The American Archive of Public Broadcasting (AAPB) is a collaborative initiative between the Library of Congress and WGBH Educational Foundation, aimed at digitally preserving historically significant public radio and television programs from the past seven decades.

The archives encompass a wide array of materials: news and public affairs programs, local history productions, educational content, science, music, art, literature, environmental programming, and raw interviews from landmark documentaries. The digitized content contains millions of items, including unique, sometimes sensitive material documenting pivotal events, regional culture, and documentary evidence of America’s civil and artistic history.

Access without proper controls could facilitate copyright violations or the misuse of material critical for scholarship, public education, and future generations. And that’s what the discovered vulnerability provided.

Not only did this vulnerability go unnoticed for years, the researcher who discovered the hole found that active exploitation started as early as at least 2021, even after a previous report by the same researcher to AAPB. But when BleepingComputer reached out, AAPB managed to implement a fix within 48 hours. And the researcher was able to confirm it worked.
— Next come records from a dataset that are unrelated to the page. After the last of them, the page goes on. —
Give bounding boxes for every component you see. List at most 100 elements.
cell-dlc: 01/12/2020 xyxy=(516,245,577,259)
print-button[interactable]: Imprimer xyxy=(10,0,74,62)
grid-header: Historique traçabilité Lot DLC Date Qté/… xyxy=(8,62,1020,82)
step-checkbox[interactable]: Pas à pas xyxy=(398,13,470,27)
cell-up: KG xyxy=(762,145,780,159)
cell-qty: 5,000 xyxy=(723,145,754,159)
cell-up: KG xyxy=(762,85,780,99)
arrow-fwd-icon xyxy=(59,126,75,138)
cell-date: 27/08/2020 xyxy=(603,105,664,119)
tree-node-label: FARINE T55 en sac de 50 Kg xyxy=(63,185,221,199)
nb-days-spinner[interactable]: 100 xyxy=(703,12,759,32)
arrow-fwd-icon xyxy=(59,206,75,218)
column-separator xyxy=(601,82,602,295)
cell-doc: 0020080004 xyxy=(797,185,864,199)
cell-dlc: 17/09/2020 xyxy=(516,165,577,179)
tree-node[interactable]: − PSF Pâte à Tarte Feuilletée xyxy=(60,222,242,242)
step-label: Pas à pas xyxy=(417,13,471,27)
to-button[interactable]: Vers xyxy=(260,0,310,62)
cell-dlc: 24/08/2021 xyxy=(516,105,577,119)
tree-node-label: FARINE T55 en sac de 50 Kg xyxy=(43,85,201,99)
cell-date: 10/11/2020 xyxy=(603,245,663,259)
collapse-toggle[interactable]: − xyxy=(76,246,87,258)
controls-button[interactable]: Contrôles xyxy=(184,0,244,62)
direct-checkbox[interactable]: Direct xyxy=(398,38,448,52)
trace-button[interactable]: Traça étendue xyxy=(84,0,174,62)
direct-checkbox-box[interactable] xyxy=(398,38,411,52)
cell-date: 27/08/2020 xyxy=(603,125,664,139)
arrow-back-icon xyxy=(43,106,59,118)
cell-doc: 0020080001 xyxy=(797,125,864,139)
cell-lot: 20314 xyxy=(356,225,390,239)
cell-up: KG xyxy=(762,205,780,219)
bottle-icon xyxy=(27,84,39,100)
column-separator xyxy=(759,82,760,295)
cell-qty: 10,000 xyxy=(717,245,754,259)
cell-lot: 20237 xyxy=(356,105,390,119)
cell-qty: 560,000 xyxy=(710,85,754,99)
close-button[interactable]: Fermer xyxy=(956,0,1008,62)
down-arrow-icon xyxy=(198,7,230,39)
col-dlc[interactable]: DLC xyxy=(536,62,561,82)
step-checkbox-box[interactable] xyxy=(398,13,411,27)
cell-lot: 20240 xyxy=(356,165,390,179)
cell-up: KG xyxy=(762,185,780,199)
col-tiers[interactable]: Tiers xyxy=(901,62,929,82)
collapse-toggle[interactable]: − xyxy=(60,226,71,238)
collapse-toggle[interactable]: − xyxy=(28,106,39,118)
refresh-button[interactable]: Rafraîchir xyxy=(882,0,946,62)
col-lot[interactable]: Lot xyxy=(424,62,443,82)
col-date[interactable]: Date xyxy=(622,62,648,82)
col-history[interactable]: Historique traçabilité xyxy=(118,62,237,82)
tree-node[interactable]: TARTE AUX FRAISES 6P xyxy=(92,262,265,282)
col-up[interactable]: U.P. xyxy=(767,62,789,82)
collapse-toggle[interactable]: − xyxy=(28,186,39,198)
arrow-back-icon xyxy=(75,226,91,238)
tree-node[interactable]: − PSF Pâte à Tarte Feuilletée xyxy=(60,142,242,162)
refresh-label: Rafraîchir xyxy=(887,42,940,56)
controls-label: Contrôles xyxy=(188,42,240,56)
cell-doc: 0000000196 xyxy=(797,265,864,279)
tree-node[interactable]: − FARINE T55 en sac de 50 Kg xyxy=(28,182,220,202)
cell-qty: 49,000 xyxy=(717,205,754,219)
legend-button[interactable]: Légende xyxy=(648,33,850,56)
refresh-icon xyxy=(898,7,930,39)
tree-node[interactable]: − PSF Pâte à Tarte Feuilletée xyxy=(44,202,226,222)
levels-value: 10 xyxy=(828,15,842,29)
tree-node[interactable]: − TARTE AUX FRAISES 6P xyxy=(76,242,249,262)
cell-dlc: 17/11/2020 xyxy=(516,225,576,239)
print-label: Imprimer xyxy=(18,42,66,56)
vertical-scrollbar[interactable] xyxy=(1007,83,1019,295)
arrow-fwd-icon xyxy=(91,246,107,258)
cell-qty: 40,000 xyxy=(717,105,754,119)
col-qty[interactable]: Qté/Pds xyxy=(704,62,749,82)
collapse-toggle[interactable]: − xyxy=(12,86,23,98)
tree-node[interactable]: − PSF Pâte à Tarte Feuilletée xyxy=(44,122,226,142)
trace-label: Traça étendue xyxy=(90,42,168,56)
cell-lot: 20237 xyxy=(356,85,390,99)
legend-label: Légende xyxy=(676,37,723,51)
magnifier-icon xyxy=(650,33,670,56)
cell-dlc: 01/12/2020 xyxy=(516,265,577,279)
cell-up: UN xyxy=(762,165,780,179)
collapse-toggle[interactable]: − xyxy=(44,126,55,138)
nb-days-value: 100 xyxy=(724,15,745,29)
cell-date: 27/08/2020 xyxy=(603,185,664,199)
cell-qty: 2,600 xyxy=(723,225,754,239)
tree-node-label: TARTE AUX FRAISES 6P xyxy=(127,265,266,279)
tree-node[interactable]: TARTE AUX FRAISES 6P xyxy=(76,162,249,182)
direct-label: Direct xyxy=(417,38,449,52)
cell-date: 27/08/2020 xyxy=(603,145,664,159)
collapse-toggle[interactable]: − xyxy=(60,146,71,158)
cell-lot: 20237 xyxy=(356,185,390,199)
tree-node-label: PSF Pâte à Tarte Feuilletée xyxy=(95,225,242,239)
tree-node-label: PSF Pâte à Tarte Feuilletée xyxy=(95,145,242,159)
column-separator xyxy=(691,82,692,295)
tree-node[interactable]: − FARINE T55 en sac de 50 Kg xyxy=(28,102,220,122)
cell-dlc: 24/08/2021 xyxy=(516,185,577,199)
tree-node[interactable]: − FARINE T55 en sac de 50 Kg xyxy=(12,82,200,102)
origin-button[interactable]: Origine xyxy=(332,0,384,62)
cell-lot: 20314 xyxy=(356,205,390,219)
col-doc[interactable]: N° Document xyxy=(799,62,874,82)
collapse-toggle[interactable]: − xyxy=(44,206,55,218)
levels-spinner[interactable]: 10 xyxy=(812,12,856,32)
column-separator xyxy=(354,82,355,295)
AAPB’s Communications Manager, Emily Balk told BleepingComputer:

“We’re committed to protecting and preserving the archival material in the AAPB and have strengthened security for the archive.”
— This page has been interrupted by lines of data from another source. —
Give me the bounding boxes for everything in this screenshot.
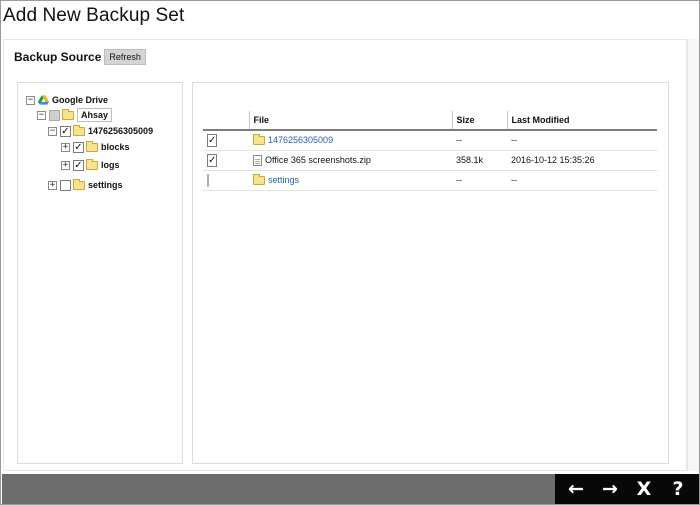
file-modified: 2016-10-12 15:35:26 [507,150,657,171]
file-cell: 1476256305009 [253,133,448,145]
section-header: Backup Source Refresh [14,49,146,65]
file-table: File Size Last Modified ✓ 1476256305009 … [203,111,657,191]
back-arrow-icon[interactable]: ← [563,474,589,504]
wizard-nav: ← → X ? [555,474,699,504]
row-checkbox[interactable]: ✓ [207,153,218,167]
next-arrow-icon[interactable]: → [597,474,623,504]
tree-node-logs[interactable]: + ✓ logs [61,158,120,172]
bottom-bar: ← → X ? [2,474,699,504]
tree-node-label: 1476256305009 [88,126,154,136]
column-header-modified[interactable]: Last Modified [506,111,657,131]
folder-icon [253,133,265,145]
folder-icon [73,178,85,190]
tree-checkbox[interactable]: ✓ [73,141,84,153]
source-tree: − Google Drive − Ahsay − ✓ 1476256305009… [17,82,183,464]
file-size: -- [452,130,507,151]
table-row[interactable]: ✓ Office 365 screenshots.zip 358.1k 2016… [203,150,657,171]
file-modified: -- [507,130,657,151]
tree-node-label: blocks [101,142,130,152]
file-name: Office 365 screenshots.zip [265,155,371,165]
collapse-icon[interactable]: − [26,95,35,105]
table-row[interactable]: ✓ 1476256305009 -- -- [203,130,657,151]
folder-icon [253,173,265,185]
folder-icon [73,124,85,136]
file-modified: -- [507,170,657,191]
tree-node-label: Google Drive [52,95,109,105]
row-checkbox[interactable] [207,173,209,187]
folder-icon [62,108,74,120]
vertical-scrollbar[interactable] [687,39,699,471]
tree-node-ahsay[interactable]: − Ahsay [37,108,113,122]
expand-icon[interactable]: + [61,160,70,170]
file-name-link[interactable]: settings [268,175,299,185]
document-icon [253,154,262,166]
tree-checkbox[interactable] [49,109,60,121]
google-drive-icon [38,95,49,105]
tree-node-blocks[interactable]: + ✓ blocks [61,140,130,154]
file-name-link[interactable]: 1476256305009 [268,135,333,145]
close-icon[interactable]: X [631,474,657,504]
tree-node-1476256305009[interactable]: − ✓ 1476256305009 [48,124,153,138]
help-icon[interactable]: ? [665,474,691,504]
file-size: -- [452,170,507,191]
tree-checkbox[interactable]: ✓ [60,125,71,137]
column-header-select [203,111,249,131]
window-title: Add New Backup Set [3,5,185,26]
table-row[interactable]: settings -- -- [203,170,657,191]
tree-node-settings[interactable]: + settings [48,178,123,192]
table-header-row: File Size Last Modified [203,111,657,131]
section-title: Backup Source [14,50,102,64]
column-header-size[interactable]: Size [451,111,507,131]
file-cell: settings [253,173,448,185]
row-checkbox[interactable]: ✓ [207,133,218,147]
file-cell: Office 365 screenshots.zip [253,154,448,166]
file-list: File Size Last Modified ✓ 1476256305009 … [192,82,669,464]
expand-icon[interactable]: + [61,142,70,152]
collapse-icon[interactable]: − [37,110,46,120]
expand-icon[interactable]: + [48,180,57,190]
tree-checkbox[interactable]: ✓ [73,159,84,171]
collapse-icon[interactable]: − [48,126,57,136]
refresh-button[interactable]: Refresh [104,49,146,65]
tree-node-label: logs [101,160,120,170]
folder-icon [86,140,98,152]
tree-node-google-drive[interactable]: − Google Drive [26,93,108,107]
tree-checkbox[interactable] [60,179,71,191]
file-size: 358.1k [452,150,507,171]
column-header-file[interactable]: File [248,111,452,131]
folder-icon [86,158,98,170]
tree-node-label: settings [88,180,123,190]
tree-node-label: Ahsay [77,108,113,122]
main-panel: Backup Source Refresh − Google Drive − A… [3,39,687,471]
On Discord the exploit method began circulating halfway through 2024, but even before that exploit, a simple script allowed users to request media files by ID and bypass AAPB’s access controls. This method worked even if the requested media files fell into protected or private categories. As long as the request had a valid media ID, it was possible to download the content.

Apparently there are data-hoarder communities that do not care about copyright, which abused and shared the method for many years. The main impact was the unauthorized access and sharing of archival media, some of which was not intended for public release. This is an institutional and copyright issue.

However, users should:

  • Avoid sharing or downloading protected or leaked content, as you could be in a legal gray area.
  • Be wary of unofficial sources circulating rare or unpublished public broadcasting material.
  • Anticipate there might be phishing emails coming based on this breach. As with other news events, phishers will use them as clickbait.